ENERGY II

DAMPED HARMONIC MOTION

Today you will use the sonic ranger and a force probe to study the energy transformations in an oscillating spring-mass system quantitatively. A force probe will be used to support the spring and mass, thereby, we can find the force acting on the mass at any time. The position  (necessary to find GPE and PE, respectively) will be monitored by a sonic ranger. We know that the mechanical energy (ME) is defined as the sum of the kinetic (KE), the gravitational potential energy (PEg) and the spring potential energy (PEsp).   The data will be analyzed using Logger Pro.  Logger Pro will provide you with position and velocity data as usual.  You will then create new columns to calculate the various energies from the position and velocity data.  Finally, an experimental check will be made of the Work-Energy theorem. If you don't remember the Work-Energy theorem, you should review before coming to lab.

Part I:  Collecting data

• Carefully measure and record the mass of the pan and the mass of the spring.
• Start Logger Pro.  Open  "ENERGY2.xmbl"  in the PHY 173  or PHY 183 folder as appropriate for your class.
• Next you will need to calibrate your force probe by hanging a known weight on it and give the program that value.  Accurate calibration is very important!
• Under the Experiment menu choose Calibrate, then Ch 1, then Perform now.
• Make sure that no force is applied to the force probe and then click Keep.
• Add the 200g mass to the hook and wait until it is motionless.  Enter the weight of the 200g mass  in the box for the known calibration force.  Watch the lower window.  When its value is stable, click Keep.  Your force probe is now calibrated.
• Next, take a set of data and verify that the average force is indeed the weight of your calibration mass.
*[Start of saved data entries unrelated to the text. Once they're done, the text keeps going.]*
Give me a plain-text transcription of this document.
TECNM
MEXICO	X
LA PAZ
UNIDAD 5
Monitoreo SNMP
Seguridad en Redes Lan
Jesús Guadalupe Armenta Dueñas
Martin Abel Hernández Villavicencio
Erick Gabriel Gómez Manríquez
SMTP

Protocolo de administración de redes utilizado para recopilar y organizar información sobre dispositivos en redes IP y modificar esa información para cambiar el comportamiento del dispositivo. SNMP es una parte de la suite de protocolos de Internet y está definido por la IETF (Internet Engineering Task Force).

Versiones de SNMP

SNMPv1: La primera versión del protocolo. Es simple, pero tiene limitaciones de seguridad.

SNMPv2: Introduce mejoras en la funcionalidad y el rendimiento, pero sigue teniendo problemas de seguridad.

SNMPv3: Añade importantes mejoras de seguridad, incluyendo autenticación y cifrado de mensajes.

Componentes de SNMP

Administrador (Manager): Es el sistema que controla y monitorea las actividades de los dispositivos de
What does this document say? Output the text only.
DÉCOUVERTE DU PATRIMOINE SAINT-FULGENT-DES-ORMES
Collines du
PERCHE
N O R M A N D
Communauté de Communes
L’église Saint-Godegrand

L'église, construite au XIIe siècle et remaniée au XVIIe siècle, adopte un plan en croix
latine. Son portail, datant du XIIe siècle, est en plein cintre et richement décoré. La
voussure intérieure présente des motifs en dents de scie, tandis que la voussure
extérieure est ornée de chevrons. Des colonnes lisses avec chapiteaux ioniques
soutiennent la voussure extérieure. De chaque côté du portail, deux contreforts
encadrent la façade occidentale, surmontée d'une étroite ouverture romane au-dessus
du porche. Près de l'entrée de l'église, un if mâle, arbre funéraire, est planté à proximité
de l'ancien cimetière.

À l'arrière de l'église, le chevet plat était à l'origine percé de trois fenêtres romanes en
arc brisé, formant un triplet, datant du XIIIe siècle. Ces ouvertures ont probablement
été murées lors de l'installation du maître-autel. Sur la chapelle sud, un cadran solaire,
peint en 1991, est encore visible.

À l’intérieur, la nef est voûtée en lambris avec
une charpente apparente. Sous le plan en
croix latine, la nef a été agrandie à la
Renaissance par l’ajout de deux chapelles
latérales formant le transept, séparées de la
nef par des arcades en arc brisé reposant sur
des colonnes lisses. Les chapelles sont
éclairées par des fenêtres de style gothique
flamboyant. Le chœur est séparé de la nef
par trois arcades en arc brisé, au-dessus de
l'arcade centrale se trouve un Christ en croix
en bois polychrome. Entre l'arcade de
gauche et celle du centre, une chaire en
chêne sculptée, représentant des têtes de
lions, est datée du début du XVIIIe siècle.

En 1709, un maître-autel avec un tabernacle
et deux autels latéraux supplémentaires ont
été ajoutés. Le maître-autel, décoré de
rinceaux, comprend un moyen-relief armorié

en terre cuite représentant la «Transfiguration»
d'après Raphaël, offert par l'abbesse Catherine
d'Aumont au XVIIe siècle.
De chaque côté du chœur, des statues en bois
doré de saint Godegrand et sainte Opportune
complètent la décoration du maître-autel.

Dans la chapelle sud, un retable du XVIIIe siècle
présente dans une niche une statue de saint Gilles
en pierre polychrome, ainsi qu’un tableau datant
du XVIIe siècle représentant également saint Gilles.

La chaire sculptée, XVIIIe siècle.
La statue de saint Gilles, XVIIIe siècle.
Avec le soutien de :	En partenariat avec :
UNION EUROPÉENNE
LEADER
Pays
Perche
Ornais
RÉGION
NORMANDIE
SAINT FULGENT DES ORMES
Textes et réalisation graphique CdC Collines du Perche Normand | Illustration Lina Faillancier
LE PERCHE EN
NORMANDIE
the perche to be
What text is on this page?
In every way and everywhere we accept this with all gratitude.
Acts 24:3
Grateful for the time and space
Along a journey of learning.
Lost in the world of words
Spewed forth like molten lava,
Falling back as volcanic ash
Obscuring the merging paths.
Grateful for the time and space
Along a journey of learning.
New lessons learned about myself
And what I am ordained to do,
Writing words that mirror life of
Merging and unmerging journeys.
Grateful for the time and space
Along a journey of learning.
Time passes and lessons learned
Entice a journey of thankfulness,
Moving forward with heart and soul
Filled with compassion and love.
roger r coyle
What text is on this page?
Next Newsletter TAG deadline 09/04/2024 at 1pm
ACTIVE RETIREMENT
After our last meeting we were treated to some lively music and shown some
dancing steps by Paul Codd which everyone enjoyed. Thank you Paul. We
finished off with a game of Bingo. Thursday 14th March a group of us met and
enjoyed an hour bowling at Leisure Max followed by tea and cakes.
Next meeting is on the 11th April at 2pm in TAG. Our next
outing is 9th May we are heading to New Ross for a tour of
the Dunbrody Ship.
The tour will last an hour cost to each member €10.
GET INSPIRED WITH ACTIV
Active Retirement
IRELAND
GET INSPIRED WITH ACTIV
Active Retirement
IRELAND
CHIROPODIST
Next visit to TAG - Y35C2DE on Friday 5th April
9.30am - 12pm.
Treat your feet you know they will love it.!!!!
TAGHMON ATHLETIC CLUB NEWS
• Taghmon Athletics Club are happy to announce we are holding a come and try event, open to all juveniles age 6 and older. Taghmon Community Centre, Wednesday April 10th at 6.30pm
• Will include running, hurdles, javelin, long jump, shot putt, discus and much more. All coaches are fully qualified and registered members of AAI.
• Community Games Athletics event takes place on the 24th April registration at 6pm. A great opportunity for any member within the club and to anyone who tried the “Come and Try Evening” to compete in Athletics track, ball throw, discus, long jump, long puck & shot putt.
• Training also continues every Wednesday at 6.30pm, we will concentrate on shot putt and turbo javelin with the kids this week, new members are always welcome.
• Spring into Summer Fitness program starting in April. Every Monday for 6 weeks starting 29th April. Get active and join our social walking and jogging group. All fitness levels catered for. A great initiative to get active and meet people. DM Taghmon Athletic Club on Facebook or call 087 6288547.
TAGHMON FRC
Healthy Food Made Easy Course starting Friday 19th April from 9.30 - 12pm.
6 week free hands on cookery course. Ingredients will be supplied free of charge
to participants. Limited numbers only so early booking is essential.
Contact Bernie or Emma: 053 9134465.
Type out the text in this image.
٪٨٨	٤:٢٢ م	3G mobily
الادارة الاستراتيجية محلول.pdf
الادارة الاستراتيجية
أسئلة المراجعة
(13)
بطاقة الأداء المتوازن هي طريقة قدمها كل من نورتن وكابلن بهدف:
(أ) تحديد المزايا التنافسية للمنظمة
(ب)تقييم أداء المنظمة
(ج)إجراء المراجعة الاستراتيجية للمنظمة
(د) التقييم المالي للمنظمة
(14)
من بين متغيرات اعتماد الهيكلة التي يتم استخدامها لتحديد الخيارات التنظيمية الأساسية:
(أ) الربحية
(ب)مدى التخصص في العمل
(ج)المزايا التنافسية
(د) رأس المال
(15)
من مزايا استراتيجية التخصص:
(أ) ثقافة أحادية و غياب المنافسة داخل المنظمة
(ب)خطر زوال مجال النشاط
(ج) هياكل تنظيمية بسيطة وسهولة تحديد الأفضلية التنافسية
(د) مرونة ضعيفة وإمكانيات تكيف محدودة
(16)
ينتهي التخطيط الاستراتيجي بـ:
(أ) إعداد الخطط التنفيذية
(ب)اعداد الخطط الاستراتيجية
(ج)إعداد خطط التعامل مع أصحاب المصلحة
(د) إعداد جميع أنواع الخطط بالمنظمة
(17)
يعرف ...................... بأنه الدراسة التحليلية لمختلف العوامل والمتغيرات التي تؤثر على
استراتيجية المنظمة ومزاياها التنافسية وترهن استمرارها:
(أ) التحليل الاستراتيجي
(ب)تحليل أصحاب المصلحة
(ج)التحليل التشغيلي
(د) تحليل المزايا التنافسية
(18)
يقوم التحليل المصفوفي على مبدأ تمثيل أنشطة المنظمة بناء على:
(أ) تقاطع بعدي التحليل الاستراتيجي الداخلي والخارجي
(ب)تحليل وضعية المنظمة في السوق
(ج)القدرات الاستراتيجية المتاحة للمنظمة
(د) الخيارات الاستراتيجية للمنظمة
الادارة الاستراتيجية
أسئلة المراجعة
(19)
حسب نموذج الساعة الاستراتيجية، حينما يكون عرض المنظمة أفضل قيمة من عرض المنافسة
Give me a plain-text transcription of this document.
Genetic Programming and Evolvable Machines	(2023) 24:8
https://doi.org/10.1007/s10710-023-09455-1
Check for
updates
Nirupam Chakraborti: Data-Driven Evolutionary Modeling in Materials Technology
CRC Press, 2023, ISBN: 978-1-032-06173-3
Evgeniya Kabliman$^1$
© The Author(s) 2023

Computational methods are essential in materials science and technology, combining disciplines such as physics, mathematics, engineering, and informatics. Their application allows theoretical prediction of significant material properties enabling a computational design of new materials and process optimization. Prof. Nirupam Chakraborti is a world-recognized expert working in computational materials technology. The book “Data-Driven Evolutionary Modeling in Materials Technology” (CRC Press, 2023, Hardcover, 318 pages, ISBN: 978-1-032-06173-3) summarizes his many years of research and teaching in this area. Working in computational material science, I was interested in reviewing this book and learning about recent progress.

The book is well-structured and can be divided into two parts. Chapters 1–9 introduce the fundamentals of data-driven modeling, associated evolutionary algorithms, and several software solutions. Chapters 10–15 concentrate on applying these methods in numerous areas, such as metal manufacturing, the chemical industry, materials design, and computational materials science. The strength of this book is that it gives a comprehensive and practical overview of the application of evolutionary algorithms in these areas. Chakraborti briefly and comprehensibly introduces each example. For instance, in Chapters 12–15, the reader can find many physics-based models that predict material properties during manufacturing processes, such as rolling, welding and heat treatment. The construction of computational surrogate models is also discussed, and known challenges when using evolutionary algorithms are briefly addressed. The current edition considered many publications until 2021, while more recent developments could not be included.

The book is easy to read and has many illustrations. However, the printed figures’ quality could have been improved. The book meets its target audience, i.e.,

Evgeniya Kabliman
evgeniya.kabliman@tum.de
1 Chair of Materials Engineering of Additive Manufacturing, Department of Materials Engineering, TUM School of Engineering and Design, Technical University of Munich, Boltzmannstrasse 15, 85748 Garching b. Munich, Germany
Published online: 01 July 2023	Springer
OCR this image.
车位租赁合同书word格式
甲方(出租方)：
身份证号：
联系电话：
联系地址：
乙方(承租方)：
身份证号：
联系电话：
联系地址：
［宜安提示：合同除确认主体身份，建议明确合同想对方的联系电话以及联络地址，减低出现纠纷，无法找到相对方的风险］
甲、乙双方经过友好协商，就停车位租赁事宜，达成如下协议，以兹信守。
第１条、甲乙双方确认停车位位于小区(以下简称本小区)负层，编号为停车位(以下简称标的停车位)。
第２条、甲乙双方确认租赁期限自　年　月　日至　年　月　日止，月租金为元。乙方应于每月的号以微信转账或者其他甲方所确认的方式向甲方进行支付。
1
Remove the calibration mass.
• Hang the spring and pan from the force probe. Collect some data as you move the pan up and down by hand.
• Make sure that the sonic ranger is "seeing" the pan.  If not, change the position of the sonic ranger until it does.
• Normally the sonic ranger has x=0 set at the sonic ranger.  In this experiment it is more convenient if x=0 is at the position of the pan.  To do that we will use the "Zero" function in Logger.
• Hold the pan with your hands so that it is the position where the spring is unstretched but just ready to start stretching.
• Make sure your hands are above the bottom of the pan so that they don't interfere with the sonic ranger reading.
• While holding the pan in position, select "Zero" on the Experiment menu.  The sonic ranger should click just briefly.
• Let the pan hang from the spring normally and take a set of data.    Use the "statistics" function (under "ANALYZE" or a button on the toolbar)  to find the average value of the position of the pan and the average force measured by the force probe. Record both values. Check that the average force is consistent with the weight of the pan and spring.
• Now add 100 grams of mass to the center of the pan, which will stretch the spring more. Wait for the pan to stop moving.  Take another set of data  and again find the average force and position.
• Use the force and position values you recorded to find the spring constant of the spring.  (If you don't remember how, look back to the Hooke's law experiment in your lab notebook.)
• Gently pull straight down on the pan (with both hands) and then try to release it without any sideways motion. The pan should oscillate smoothly, without jerkiness. If this is the case, acquire a set of data. Look at the force and position graphs. If they are relatively smooth and mostly free from ‘glitches,’ you can save your data under a new filename. (This just makes sure you don't accidentally lose your data during the analysis process.)
• Remove the spring and pan from the force probe.  The springs are fragile and will fatigue if left supporting the pan and mass for a lengthy period.
• Print a graph of your data and include it in your report.

Part II: Analysis of Data

• Create a new column that uses your velocity data to calculate kinetic energy.  The mass you should use is the pan plus the 100g plus half the mass of the spring.  This is because effectively only half of the mass of the spring is moving.
• Create a column to calculate the spring potential energy at each point.
• Create a column to calculate gravitational potential energy for each point.
• Lastly, you need a column for mechanical energy, which is just the sum of the other three energies.
• Set up graphs for each of the four energies.
• Compare the two potential energy graphs.
• Why does KE have a different period than the potential energy graphs?
• Would you conclude that mechanical energy is constant for this system?
• If not, where does the lost energy go?
• Either print all four graphs or set up a single graph with all four functions plotted on it and print that composite graph.
• Now we want to verify the work-energy theorem by calculating the change in KE and the work done for each time interval.  Logger Pro makes this easy for us by providing a built-in function called delta that subtracts two adjacent data points.   So, for instance, if you wanted to calculate the change in velocity you would put in delta("velocity") for the equation that defines that column.  Create new columns for change in kinetic energy and work done.  Remember work is  net force * change in position.
• Create a graph that has work and change in kinetic energy on the same graph.  Are they equal?  In what way are they different?  Add KE to your graph.  Are the differences between work and change in kinetic energy small compared to the size of the KE?